The project Multi-scale incidence geometry lies at the interface of fractal geometry and incidence geometry. Fractal geometry studies sets with no smoothness. Examples in nature are ubiquitous, including trees, clouds, fractured coastlines, the Milky Way -- or the graph of Dow Jones. Fractal sets also arise from many other branches of mathematics, such as dynamical systems, stochastics, or harmonic analysis. A prototypical question in fractal geometry asks to calculate, or estimate, the "dimension" of a fractal set. As a classical example, the dimension of the coastline of Britain is roughly 1.25.
Incidence geometry is a branch of combinatorics. It asks questions of the following kind: given m < n, and a planar set containing n points, how many distinct lines can there exist which intersect the set in at least m points? A sharp answer to this question was already found by E. Szemerédi and W. Trotter in the 80s.
The question answered by Szemerédi and Trotter can be extended to a fractal geometric problem, as follows: given s < t, and a planar set of dimension t, how many lines can there exist that intersect the set in dimension at least s? This question is known as the Furstenberg set problem, and it was posed by the harmonic analyst T. Wolff in the late 90s.
While the Furstenberg set problem has formal similarity to the one solved by Szemerédi and Trotter, a key difference makes it harder: unlike cardinality, fractal dimension encodes information at many scales. Informally speaking, a clustered set of a 1000 points has lower dimension than a well-spread set with 1000 points. This difference is not seen by cardinality, but needs to be taken into account when solving the Furstenberg set problem, and related questions. The Furstenberg set problem is a question in multi-scale incidence geometry.
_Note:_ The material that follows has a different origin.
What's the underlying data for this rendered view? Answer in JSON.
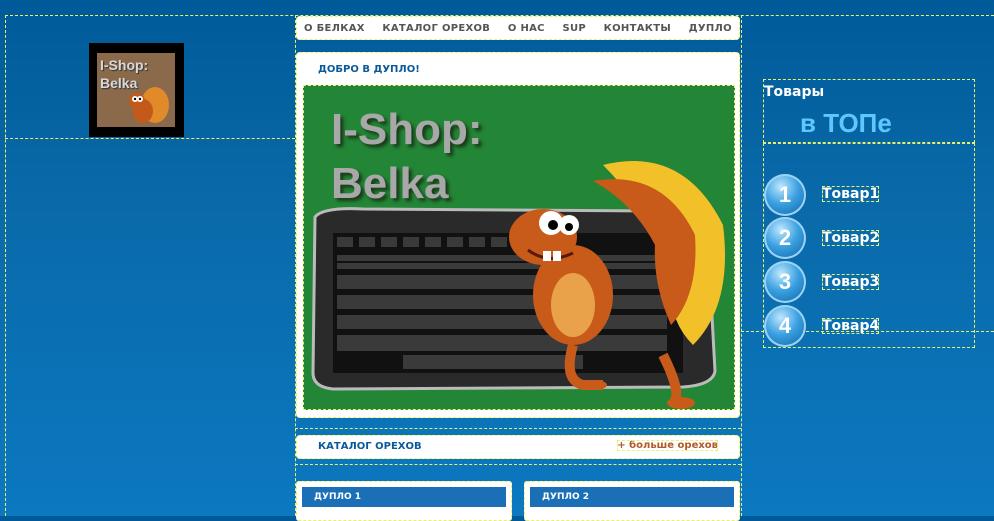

The project aims to solve, or make progress, in several well-known problems related to the Furstenberg set problem. Examples include estimating the dimension of projections and visible parts of fractal sets. The Furstenberg problem itself was on the original research agenda, but it was solved in 2023 by K. Ren, H. Wang, P. Shmerkin, and the PI around the same time when the project started. This was a leap forward in fractal geometry, and the field is currently witnessing a period of rapid development: one expects that the technology developed for the Furstenberg set problem will also help crack many related problems. One concrete example is the visibility problem, formulated around 2000: it asks to prove that if one looks at a planar fractal from a "random" direction, then the visible part has dimension at most one.
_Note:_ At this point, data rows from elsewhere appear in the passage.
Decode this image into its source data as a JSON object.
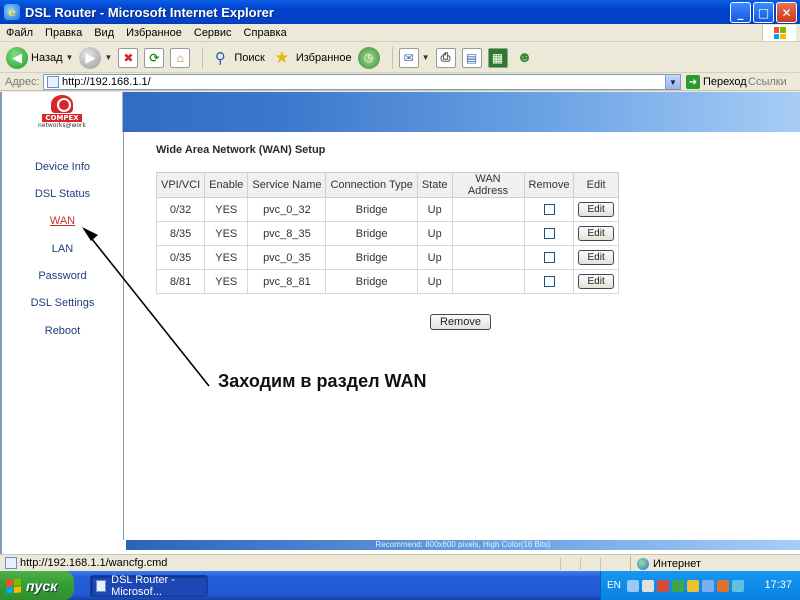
{
  "window": {
    "title": "DSL Router - Microsoft Internet Explorer",
    "controls": {
      "minimize": "_",
      "maximize": "□",
      "close": "✕"
    }
  },
  "menu": [
    "Файл",
    "Правка",
    "Вид",
    "Избранное",
    "Сервис",
    "Справка"
  ],
  "toolbar": {
    "back": "Назад",
    "search": "Поиск",
    "favorites": "Избранное"
  },
  "address": {
    "label": "Адрес:",
    "url": "http://192.168.1.1/",
    "go": "Переход",
    "links": "Ссылки"
  },
  "logo": {
    "name": "COMPEX",
    "sub": "networks@work"
  },
  "nav": {
    "items": [
      {
        "label": "Device Info"
      },
      {
        "label": "DSL Status"
      },
      {
        "label": "WAN"
      },
      {
        "label": "LAN"
      },
      {
        "label": "Password"
      },
      {
        "label": "DSL Settings"
      },
      {
        "label": "Reboot"
      }
    ],
    "active": "WAN"
  },
  "main": {
    "heading": "Wide Area Network (WAN) Setup",
    "columns": [
      "VPI/VCI",
      "Enable",
      "Service Name",
      "Connection Type",
      "State",
      "WAN Address",
      "Remove",
      "Edit"
    ],
    "rows": [
      {
        "vpivci": "0/32",
        "enable": "YES",
        "service": "pvc_0_32",
        "type": "Bridge",
        "state": "Up",
        "wan": "",
        "edit": "Edit"
      },
      {
        "vpivci": "8/35",
        "enable": "YES",
        "service": "pvc_8_35",
        "type": "Bridge",
        "state": "Up",
        "wan": "",
        "edit": "Edit"
      },
      {
        "vpivci": "0/35",
        "enable": "YES",
        "service": "pvc_0_35",
        "type": "Bridge",
        "state": "Up",
        "wan": "",
        "edit": "Edit"
      },
      {
        "vpivci": "8/81",
        "enable": "YES",
        "service": "pvc_8_81",
        "type": "Bridge",
        "state": "Up",
        "wan": "",
        "edit": "Edit"
      }
    ],
    "remove_button": "Remove"
  },
  "annotation": "Заходим в раздел WAN",
  "footer_note": "Recommend: 800x600 pixels, High Color(16 Bits)",
  "status": {
    "url": "http://192.168.1.1/wancfg.cmd",
    "zone": "Интернет"
  },
  "taskbar": {
    "start": "пуск",
    "task": "DSL Router - Microsof...",
    "lang": "EN",
    "time": "17:37"
  },
  "colors": {
    "titlebar": "#0240c7",
    "nav_active": "#c6322c",
    "nav_link": "#1f3f7a",
    "header_band": "#3c78cc"
  }
}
A broader question concerns the sharpness of the solution of the Furstenberg set problem. The 2023 solution is sharp in the lack of further hypotheses. However, fractals arising in real applications often exhibit some degree of statistical self-similarity, whereas known sharpness examples to the Furstenberg set theorem do not. It is therefore plausible that there are sharper versions of the Furstenberg set theorem, and related results in fractal geometry, under mild additional hypotheses. Besides solving the visibility problem, finding these minimal hypotheses is a focus of the project.